Portfolio Management Formulas Mathematical Trading Methods For The Futures Options And Stock Markets Author Ralph Vince Nov 1990 May 2026

If you are willing to do the math, Vince’s methods will show you exactly how much to bet on the S&P 500, when to reduce size on a losing streak, and how to mathematically guarantee that you survive long enough for your edge to play out.

Raw Optimal ( f ) often tells a trader to risk 20%, 30%, or even 50% of their capital on a single trade. While mathematically optimal for logarithmic utility , this leads to massive drawdowns (sometimes 70% or more) before hitting the exponential growth curve.

He famously proved this using a simple coin-toss game. Imagine a 60% win-rate system where you win $2 for every $1 you risk. Statistically, it’s a gold mine. Yet, if you bet a fixed 50% of your capital every trade, you will eventually go broke despite the positive edge. The math guarantees it. If you are willing to do the math,

A deep dive into the 1990 classic that taught Wall Street that how much to trade is more important than what to trade.

The dirty secret of the trading world is that most professionals ignore these formulas because they are intellectually demanding and emotionally brutal.
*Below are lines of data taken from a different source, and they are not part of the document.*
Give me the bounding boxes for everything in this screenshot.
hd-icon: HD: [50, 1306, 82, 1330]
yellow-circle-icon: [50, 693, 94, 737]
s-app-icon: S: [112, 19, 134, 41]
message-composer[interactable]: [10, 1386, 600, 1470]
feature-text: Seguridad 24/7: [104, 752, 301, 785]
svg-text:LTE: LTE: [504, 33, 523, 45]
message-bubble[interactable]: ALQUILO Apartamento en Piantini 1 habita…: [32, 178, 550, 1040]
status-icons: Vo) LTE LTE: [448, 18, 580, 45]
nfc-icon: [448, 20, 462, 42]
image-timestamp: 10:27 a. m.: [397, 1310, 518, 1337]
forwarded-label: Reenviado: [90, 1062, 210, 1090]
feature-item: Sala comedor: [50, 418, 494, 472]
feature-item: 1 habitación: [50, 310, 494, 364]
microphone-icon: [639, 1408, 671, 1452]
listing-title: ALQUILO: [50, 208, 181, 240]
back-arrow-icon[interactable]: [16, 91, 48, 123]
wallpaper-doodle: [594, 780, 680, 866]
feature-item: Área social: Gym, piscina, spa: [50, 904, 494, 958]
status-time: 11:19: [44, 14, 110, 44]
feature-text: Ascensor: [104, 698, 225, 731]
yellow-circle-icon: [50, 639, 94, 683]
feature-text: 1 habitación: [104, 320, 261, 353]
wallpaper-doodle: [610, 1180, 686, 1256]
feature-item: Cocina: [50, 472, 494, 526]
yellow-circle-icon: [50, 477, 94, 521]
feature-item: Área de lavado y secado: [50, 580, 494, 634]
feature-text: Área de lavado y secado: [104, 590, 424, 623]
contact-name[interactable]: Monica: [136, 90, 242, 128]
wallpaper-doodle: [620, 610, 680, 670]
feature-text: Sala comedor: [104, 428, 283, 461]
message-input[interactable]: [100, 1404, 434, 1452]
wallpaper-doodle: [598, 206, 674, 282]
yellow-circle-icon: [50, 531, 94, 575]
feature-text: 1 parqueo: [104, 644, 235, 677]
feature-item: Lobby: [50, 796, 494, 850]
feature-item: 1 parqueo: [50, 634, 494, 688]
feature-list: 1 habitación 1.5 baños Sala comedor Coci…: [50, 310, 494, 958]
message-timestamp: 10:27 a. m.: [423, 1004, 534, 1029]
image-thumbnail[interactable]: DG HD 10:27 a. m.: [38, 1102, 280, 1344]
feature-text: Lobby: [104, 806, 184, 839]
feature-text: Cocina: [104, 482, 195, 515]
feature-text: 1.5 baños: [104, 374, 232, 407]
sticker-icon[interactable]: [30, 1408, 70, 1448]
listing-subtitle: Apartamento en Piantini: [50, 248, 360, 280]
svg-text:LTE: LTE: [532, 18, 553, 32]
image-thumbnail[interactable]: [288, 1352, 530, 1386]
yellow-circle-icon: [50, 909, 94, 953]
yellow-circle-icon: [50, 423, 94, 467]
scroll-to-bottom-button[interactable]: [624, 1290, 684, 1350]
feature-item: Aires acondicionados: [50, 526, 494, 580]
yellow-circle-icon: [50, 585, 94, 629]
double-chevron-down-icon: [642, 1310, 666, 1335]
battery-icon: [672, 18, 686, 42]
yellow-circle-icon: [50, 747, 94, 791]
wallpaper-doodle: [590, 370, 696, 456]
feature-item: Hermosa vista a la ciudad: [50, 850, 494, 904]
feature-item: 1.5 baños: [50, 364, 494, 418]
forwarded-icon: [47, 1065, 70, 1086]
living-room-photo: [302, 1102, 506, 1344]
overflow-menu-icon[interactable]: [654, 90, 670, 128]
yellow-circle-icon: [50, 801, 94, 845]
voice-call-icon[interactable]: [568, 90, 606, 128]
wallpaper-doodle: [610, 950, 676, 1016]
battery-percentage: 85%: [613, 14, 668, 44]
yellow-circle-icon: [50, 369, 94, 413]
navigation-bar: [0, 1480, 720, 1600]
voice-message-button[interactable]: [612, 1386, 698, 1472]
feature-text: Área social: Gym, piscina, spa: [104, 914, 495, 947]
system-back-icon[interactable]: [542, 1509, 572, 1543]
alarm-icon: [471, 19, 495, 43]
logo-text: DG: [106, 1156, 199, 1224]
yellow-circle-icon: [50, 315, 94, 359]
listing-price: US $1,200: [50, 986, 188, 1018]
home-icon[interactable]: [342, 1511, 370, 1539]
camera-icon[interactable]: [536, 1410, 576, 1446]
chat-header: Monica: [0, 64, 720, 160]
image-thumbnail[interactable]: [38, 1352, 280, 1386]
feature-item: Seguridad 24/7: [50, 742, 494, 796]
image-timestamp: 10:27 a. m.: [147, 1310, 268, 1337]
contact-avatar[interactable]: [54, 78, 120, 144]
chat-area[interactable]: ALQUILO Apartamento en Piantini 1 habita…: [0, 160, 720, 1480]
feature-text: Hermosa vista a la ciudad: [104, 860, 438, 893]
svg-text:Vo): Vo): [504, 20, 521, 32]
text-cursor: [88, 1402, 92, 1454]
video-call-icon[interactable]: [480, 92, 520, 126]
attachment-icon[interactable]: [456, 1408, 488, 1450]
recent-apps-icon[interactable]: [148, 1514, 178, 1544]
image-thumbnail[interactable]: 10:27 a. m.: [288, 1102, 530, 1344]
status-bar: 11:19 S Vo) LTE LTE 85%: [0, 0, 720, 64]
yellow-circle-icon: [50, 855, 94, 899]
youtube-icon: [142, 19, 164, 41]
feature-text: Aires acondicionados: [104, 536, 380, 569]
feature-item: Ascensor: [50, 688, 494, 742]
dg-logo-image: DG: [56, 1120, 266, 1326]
The amateur trader uses a fixed stop-loss of $100 per trade. The professional uses a volatility-based adjustment. The master uses a continuous ( f )-optimization algorithm. He famously proved this using a simple coin-toss game

He introduced calculations based on the actual distribution of your specific trading outcomes. He showed that a trader risking 2% per trade with a losing streak of 20 could have a 90% chance of ruin, while a trader using optimal ( f ) might have less than 1%.

In the pantheon of trading literature, few books strike as much fear into the hearts of casual investors as Portfolio Management Formulas: Mathematical Trading Methods for the Futures, Options, and Stock Markets by Ralph Vince. Published in November 1990, this is not a beach read. It is not filled with pretty charts of head-and-shoulders patterns or promises of turning $1,000 into $1 million overnight. Yet, if you bet a fixed 50% of

Vince generalized this into the "Optimal ( f )." He provided a formula to calculate exactly how much of your account to risk on a single trade to maximize the geometric growth of your capital.